In short, there are noticeable differences between either side. The better the conditions of your scanner and the film, these may be less noticeable or significant, but a difference nevertheless.
And when in doubt… try! Many of the things I have learn in the forum is by trying both cases. In the world of scanning (8mm in particular), the minimal incremental improvements in all areas of the scanner/scanning add up to integrate remarkable improvements.
As you very well say, if we take the image from the emulsion side, the light that passes through the support from the other side is simply photons, which subsequently pass through the emulsion and form the image.
In the reverse case, taking the image from the opposite side of the emulsion, assuming the image is perfectly focused, the photons already carry the information of the image. The image is already formed, but it has to go through the support material with its possible imperfections (for example scratches, inhomogeneity in the material, manufacturing defects, etc.), these imperfections, due to phenomena such as refraction, will alter the original image found in the emulsion.
No, there is an important difference. In a usual scanning setup, you have on one side of your film an integrating sphere and on the other side the scanning camera. The illumination enters the film from all possible directions - that is, a half sphere. The light also exists the film in all directions, but only a narrow angle of the total light is captured by the lens and projected onto the sensor.

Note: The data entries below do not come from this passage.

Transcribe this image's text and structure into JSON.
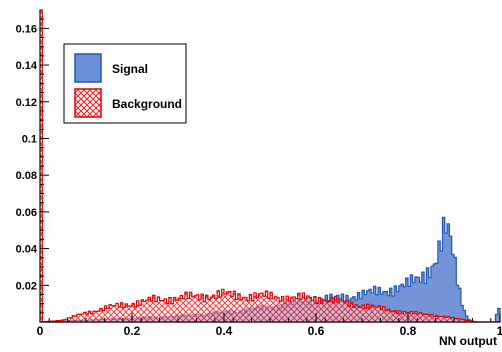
{
  "chart_data": {
    "type": "histogram",
    "xlabel": "NN output",
    "ylabel": "",
    "title": "",
    "xlim": [
      0,
      1
    ],
    "ylim": [
      0,
      0.17
    ],
    "bin_width": 0.005,
    "x_ticks": [
      {
        "value": 0,
        "label": "0"
      },
      {
        "value": 0.2,
        "label": "0.2"
      },
      {
        "value": 0.4,
        "label": "0.4"
      },
      {
        "value": 0.6,
        "label": "0.6"
      },
      {
        "value": 0.8,
        "label": "0.8"
      },
      {
        "value": 1,
        "label": "1"
      }
    ],
    "y_ticks": [
      {
        "value": 0.02,
        "label": "0.02"
      },
      {
        "value": 0.04,
        "label": "0.04"
      },
      {
        "value": 0.06,
        "label": "0.06"
      },
      {
        "value": 0.08,
        "label": "0.08"
      },
      {
        "value": 0.1,
        "label": "0.1"
      },
      {
        "value": 0.12,
        "label": "0.12"
      },
      {
        "value": 0.14,
        "label": "0.14"
      },
      {
        "value": 0.16,
        "label": "0.16"
      }
    ],
    "legend_position": "top-left",
    "series": [
      {
        "name": "Signal",
        "fill": "#6b8fd6",
        "stroke": "#1f56b8",
        "pattern": "solid",
        "curve": [
          [
            0,
            0.0
          ],
          [
            0.05,
            0.0005
          ],
          [
            0.1,
            0.001
          ],
          [
            0.2,
            0.002
          ],
          [
            0.3,
            0.003
          ],
          [
            0.4,
            0.005
          ],
          [
            0.5,
            0.008
          ],
          [
            0.55,
            0.01
          ],
          [
            0.6,
            0.012
          ],
          [
            0.65,
            0.013
          ],
          [
            0.7,
            0.015
          ],
          [
            0.75,
            0.017
          ],
          [
            0.8,
            0.02
          ],
          [
            0.83,
            0.025
          ],
          [
            0.86,
            0.033
          ],
          [
            0.875,
            0.044
          ],
          [
            0.88,
            0.05
          ],
          [
            0.89,
            0.046
          ],
          [
            0.9,
            0.035
          ],
          [
            0.91,
            0.02
          ],
          [
            0.92,
            0.008
          ],
          [
            0.93,
            0.002
          ],
          [
            0.94,
            0.0
          ],
          [
            0.99,
            0.0
          ],
          [
            0.995,
            0.008
          ],
          [
            1.0,
            0.008
          ]
        ]
      },
      {
        "name": "Background",
        "fill": "#ff2020",
        "stroke": "#e60000",
        "pattern": "crosshatch",
        "spike": {
          "x": 0.0,
          "value": 0.17
        },
        "curve": [
          [
            0.005,
            0.0
          ],
          [
            0.05,
            0.001
          ],
          [
            0.1,
            0.005
          ],
          [
            0.15,
            0.008
          ],
          [
            0.2,
            0.01
          ],
          [
            0.25,
            0.012
          ],
          [
            0.3,
            0.013
          ],
          [
            0.35,
            0.014
          ],
          [
            0.4,
            0.015
          ],
          [
            0.45,
            0.014
          ],
          [
            0.5,
            0.014
          ],
          [
            0.55,
            0.013
          ],
          [
            0.6,
            0.013
          ],
          [
            0.65,
            0.011
          ],
          [
            0.7,
            0.009
          ],
          [
            0.75,
            0.007
          ],
          [
            0.8,
            0.005
          ],
          [
            0.85,
            0.004
          ],
          [
            0.9,
            0.002
          ],
          [
            0.93,
            0.001
          ],
          [
            0.95,
            0.0
          ],
          [
            1.0,
            0.0
          ]
        ]
      }
    ]
  }
}
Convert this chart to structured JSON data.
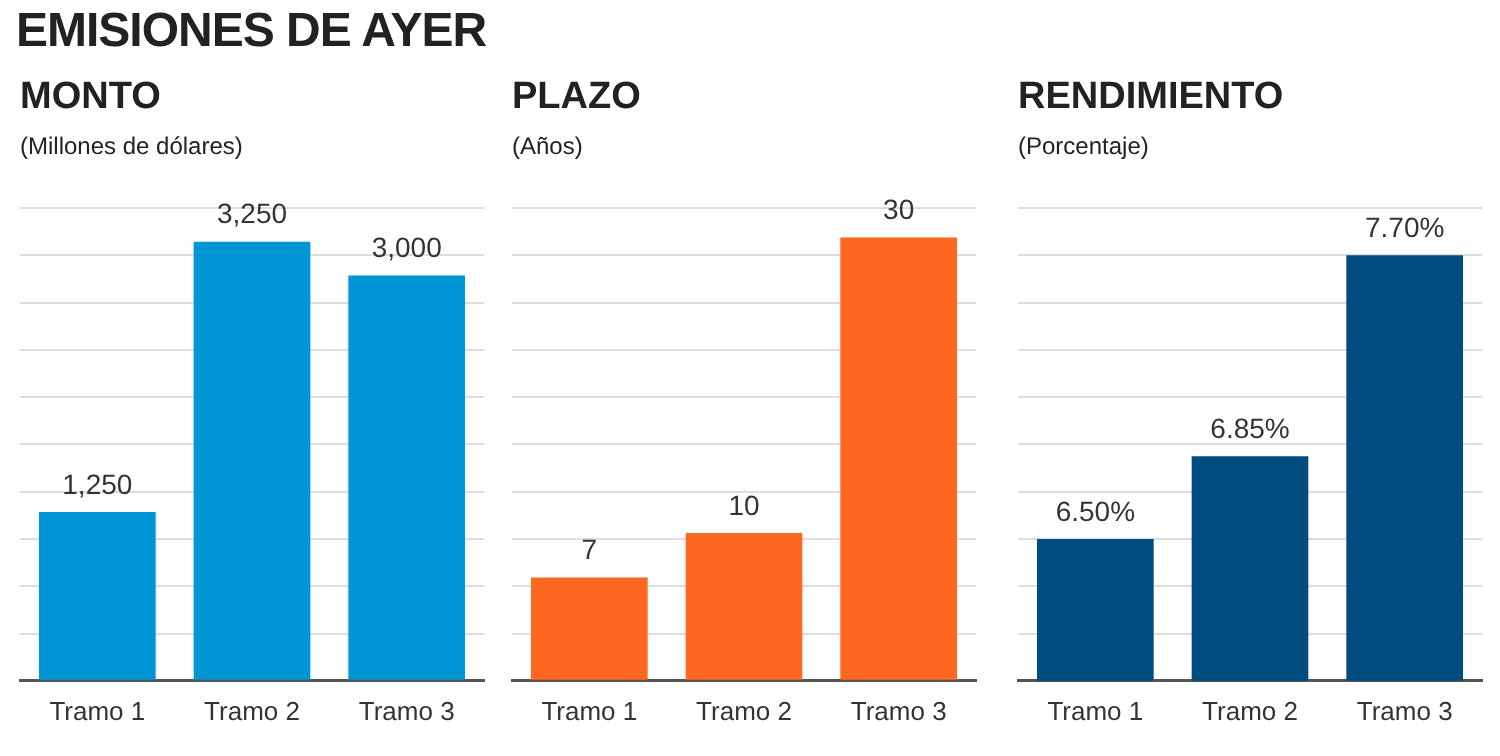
{
  "chart_data": [
    {
      "type": "bar",
      "title": "MONTO",
      "ylabel": "(Millones de dólares)",
      "annotations": [
        "EMISIONES DE AYER"
      ],
      "categories": [
        "Tramo 1",
        "Tramo 2",
        "Tramo 3"
      ],
      "values": [
        1250,
        3250,
        3000
      ],
      "value_labels": [
        "1,250",
        "3,250",
        "3,000"
      ],
      "color": "#0096d6",
      "ylim": [
        0,
        3500
      ],
      "yticks": [
        {
          "value": 0,
          "label": null
        },
        {
          "value": 350,
          "label": null
        },
        {
          "value": 700,
          "label": null
        },
        {
          "value": 1050,
          "label": null
        },
        {
          "value": 1400,
          "label": null
        },
        {
          "value": 1750,
          "label": null
        },
        {
          "value": 2100,
          "label": null
        },
        {
          "value": 2450,
          "label": null
        },
        {
          "value": 2800,
          "label": null
        },
        {
          "value": 3150,
          "label": null
        },
        {
          "value": 3500,
          "label": null
        }
      ],
      "grid": "y",
      "tick_labels": "x"
    },
    {
      "type": "bar",
      "title": "PLAZO",
      "ylabel": "(Años)",
      "categories": [
        "Tramo 1",
        "Tramo 2",
        "Tramo 3"
      ],
      "values": [
        7,
        10,
        30
      ],
      "value_labels": [
        "7",
        "10",
        "30"
      ],
      "color": "#ff6620",
      "ylim": [
        0,
        32
      ],
      "yticks": [
        {
          "value": 0,
          "label": null
        },
        {
          "value": 3.2,
          "label": null
        },
        {
          "value": 6.4,
          "label": null
        },
        {
          "value": 9.6,
          "label": null
        },
        {
          "value": 12.8,
          "label": null
        },
        {
          "value": 16,
          "label": null
        },
        {
          "value": 19.2,
          "label": null
        },
        {
          "value": 22.4,
          "label": null
        },
        {
          "value": 25.6,
          "label": null
        },
        {
          "value": 28.8,
          "label": null
        },
        {
          "value": 32,
          "label": null
        }
      ],
      "grid": "y",
      "tick_labels": "x"
    },
    {
      "type": "bar",
      "title": "RENDIMIENTO",
      "ylabel": "(Porcentaje)",
      "categories": [
        "Tramo 1",
        "Tramo 2",
        "Tramo 3"
      ],
      "values": [
        6.5,
        6.85,
        7.7
      ],
      "value_labels": [
        "6.50%",
        "6.85%",
        "7.70%"
      ],
      "color": "#004b7f",
      "ylim": [
        5.9,
        7.9
      ],
      "yticks": [
        {
          "value": 5.9,
          "label": null
        },
        {
          "value": 6.1,
          "label": null
        },
        {
          "value": 6.3,
          "label": null
        },
        {
          "value": 6.5,
          "label": null
        },
        {
          "value": 6.7,
          "label": null
        },
        {
          "value": 6.9,
          "label": null
        },
        {
          "value": 7.1,
          "label": null
        },
        {
          "value": 7.3,
          "label": null
        },
        {
          "value": 7.5,
          "label": null
        },
        {
          "value": 7.7,
          "label": null
        },
        {
          "value": 7.9,
          "label": null
        }
      ],
      "grid": "y",
      "tick_labels": "x"
    }
  ]
}
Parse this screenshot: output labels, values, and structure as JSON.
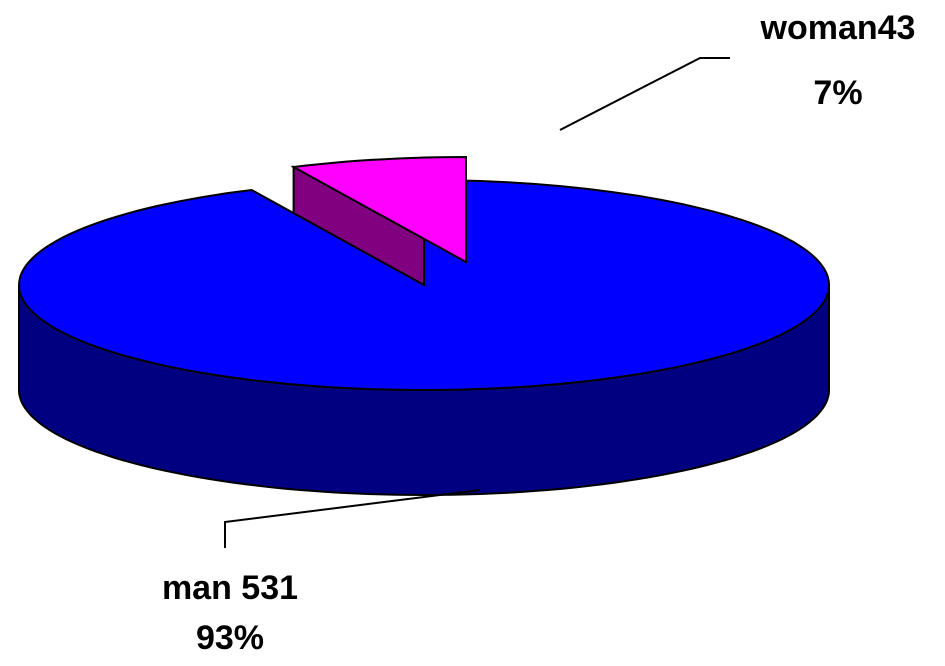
{
  "chart_data": {
    "type": "pie3d",
    "categories": [
      "man 531",
      "woman43"
    ],
    "values": [
      93,
      7
    ],
    "value_labels": [
      "93%",
      "7%"
    ],
    "series_colors": [
      "#0000ff",
      "#ff00ff"
    ],
    "side_colors": [
      "#000080",
      "#800080"
    ],
    "explode": [
      false,
      true
    ]
  }
}
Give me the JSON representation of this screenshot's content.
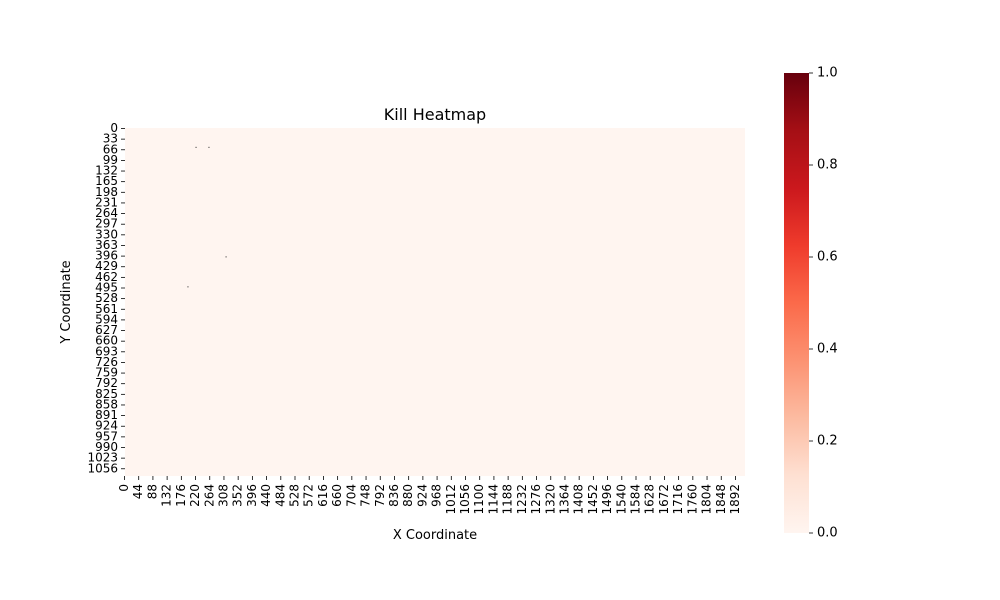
{
  "chart_data": {
    "type": "heatmap",
    "title": "Kill Heatmap",
    "xlabel": "X Coordinate",
    "ylabel": "Y Coordinate",
    "x_range": [
      0,
      1920
    ],
    "y_range": [
      0,
      1080
    ],
    "x_ticks": [
      "0",
      "44",
      "88",
      "132",
      "176",
      "220",
      "264",
      "308",
      "352",
      "396",
      "440",
      "484",
      "528",
      "572",
      "616",
      "660",
      "704",
      "748",
      "792",
      "836",
      "880",
      "924",
      "968",
      "1012",
      "1056",
      "1100",
      "1144",
      "1188",
      "1232",
      "1276",
      "1320",
      "1364",
      "1408",
      "1452",
      "1496",
      "1540",
      "1584",
      "1628",
      "1672",
      "1716",
      "1760",
      "1804",
      "1848",
      "1892"
    ],
    "y_ticks": [
      "0",
      "33",
      "66",
      "99",
      "132",
      "165",
      "198",
      "231",
      "264",
      "297",
      "330",
      "363",
      "396",
      "429",
      "462",
      "495",
      "528",
      "561",
      "594",
      "627",
      "660",
      "693",
      "726",
      "759",
      "792",
      "825",
      "858",
      "891",
      "924",
      "957",
      "990",
      "1023",
      "1056"
    ],
    "colorbar": {
      "min": 0.0,
      "max": 1.0,
      "ticks": [
        "0.0",
        "0.2",
        "0.4",
        "0.6",
        "0.8",
        "1.0"
      ],
      "colormap": "Reds",
      "low_color": "#fff5f0",
      "high_color": "#67000d"
    },
    "points": [
      {
        "x": 220,
        "y": 60,
        "value": 1.0
      },
      {
        "x": 260,
        "y": 60,
        "value": 1.0
      },
      {
        "x": 313,
        "y": 400,
        "value": 1.0
      },
      {
        "x": 195,
        "y": 493,
        "value": 1.0
      }
    ],
    "legend": "right",
    "grid": false
  }
}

In the area of a scratch on the carrier side of the film, the scratch will sample light from a different part of the illuminating sphere - which does not matter too much, as the light intensity is mostly direction-independent. A scratch on the side the camera is looking through does matter, as the scratch will bend the nearly parallel rays the lens of the camera captures to another position of the image information.
Another issue is that a deep scratch on the carrier side of the film will not damage the frame’s information - there is a layer of protection, a fraction of a mm deep, between the scratch and the permanent image. The same scratch on the emulsion side will typically show up as bright blueish line in the captured image.
I’ve experimented yesterday with trying to reach maximum speed. The best I can get is 0.6 seconds per frame, continuously. No blurry moving frames and 4 different exposures per frame.
The Capture loop looks like:
100ms: Capture EV-1, set EV-dummy
100ms: Capture EV-0, set EV-1
Async: Start movement in separate thread, transport duration 100ms
100ms: Capture EV+1, set EV-0
100ms: Capture EV+2, set EV+1
100ms: Capture dummy while movement starting, set EV+2
100ms: Capture dummy while movement stopping, set EV-dummy
It can be done if we know exactly how many delay the camera has. However I think I will settle for something a little slower and more stable, using only a single RAW image per frame.
Good question, I’ll investigate this.
It’s an interesting topic, and I was “worried” about doing all my captures wrong. But after testing it is for me really difficult to see any difference. So I’ve decided the benefits don’t outweigh the cost, and I’ll continue capturing the “wrong” side of the film.
Exactly! Yesterday I captured my first 10 seconds of film (single raw/dng images from “wrong” side) and put them in Davinci. This makes the difference even more visible. Much more detail, much better color, no cropping of the frame, much less shaking (from captures during transport). The difference is so huge, perhaps I’ll upload a comparison video to youtube. In this case the benefits do very much outweigh the cost .
@PixelPerfect had a chance to try your class and HDR capture, it works great. Thank you for sharing.
Did some testing to capture full resolution, and seems like it was not keeping up, but it may have been my limited knowledge of the library. I was able to capture full resolution by setting a separate stream for preview than for capture.
nice idea, but i’m not sure if I understand the approach:
do you expect the camera to react with 500ms delay, or how does setting the EV and capturing the image with requested properties later in the loop is connected? why are you setting the dummy value?